Catarina Martins afirmou que o BE está disponível para assumir todas as responsabilidades. De que forma é que devemos interpretar essas palavras?
A minha interpretação do discurso da Catarina Martins é a de que a disponibilidade para entrar no Governo está intimamente associada a uma alteração na correlação de forças. O Bloco de Esquerda não está no Governo agora, porque não tem uma votação suficiente para influenciar a política governativa de modo a que ela não seja, por exemplo, tão tímida em relação aos avanços sociais e tão obediente em relação àquilo que é ainda a ortodoxia orçamental europeia. Eu junto as duas peças. A disponibilidade é real, não é fictícia, não é retórica, mas é uma disponibilidade que está associada a uma condição que é, no fundo, a alteração da correlação de forças na maioria parlamentar.
Com os deputados que tem atualmente não consegue ter essa força?
Não consegue. A verdade é que conseguiu muitas medidas e orientações positivas, mas é evidente que não conseguiu outras que são também essenciais e por isso é que eu juntaria sempre as duas variáveis.
Essa disponibilidade do BE para ir para o Governo mostra que houve uma transformação no partido?
Eu também vejo aí uma transformação. O Bloco tem hoje mais responsabilidade e mais maturidade política. Não nego que os últimos anos de negociação intensa, nem sempre feliz, mas intensa, dentro da maioria parlamentar, contribuiu para esse acréscimo de maturidade. Sem dúvida nenhuma.
Ainda faz sentido associar o BE a um partido de protesto?
Continua a fazer sentido. Eu prefiro, em vez de protesto, chamar-lhe de alguma rebeldia. Isso é um ingrediente fundamental no espaço político que o Bloco quer ocupar. É fundamental que o Bloco consiga associar a maturidade, a responsabilidade, a preparação técnica, com alguma criatividade, indignação, imaginação e rebeldia. Nem sempre isso é fácil.
Julga que António Costa quer mesmo continuar com esta solução política ou a aproximação ao PSD com a mudança de liderança pode mudar algumas coisas?

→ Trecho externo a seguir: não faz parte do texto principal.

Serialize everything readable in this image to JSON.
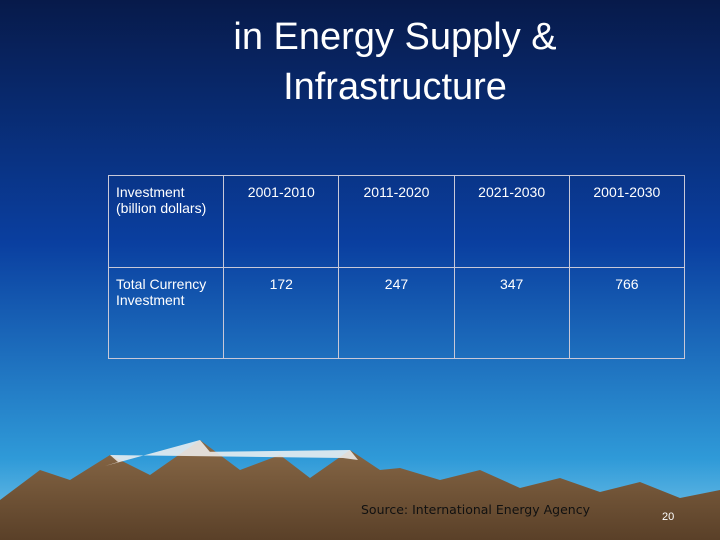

António Costa é acima de tudo um pragmático, mas tudo vai depender da correlação de forças. Acho que há hoje no PS, na sua base de apoio, uma adesão muito grande à chamada ‘geringonça’ e é mais isso a condicionar António Costa do que qualquer tipo de inclinação ideológica. Ele é um pragmático.
Como viu as críticas de António Costa a Ricardo Robles?
Ultimamente houve várias provocações por parte do Partido Socialista. Dizer, por exemplo, que os próximos entendimentos não seriam escritos é algo obviamente inaceitável. São provocações que indicam, mais do que uma tensão real, uma preocupação com a disputa de eleitorado à sua esquerda.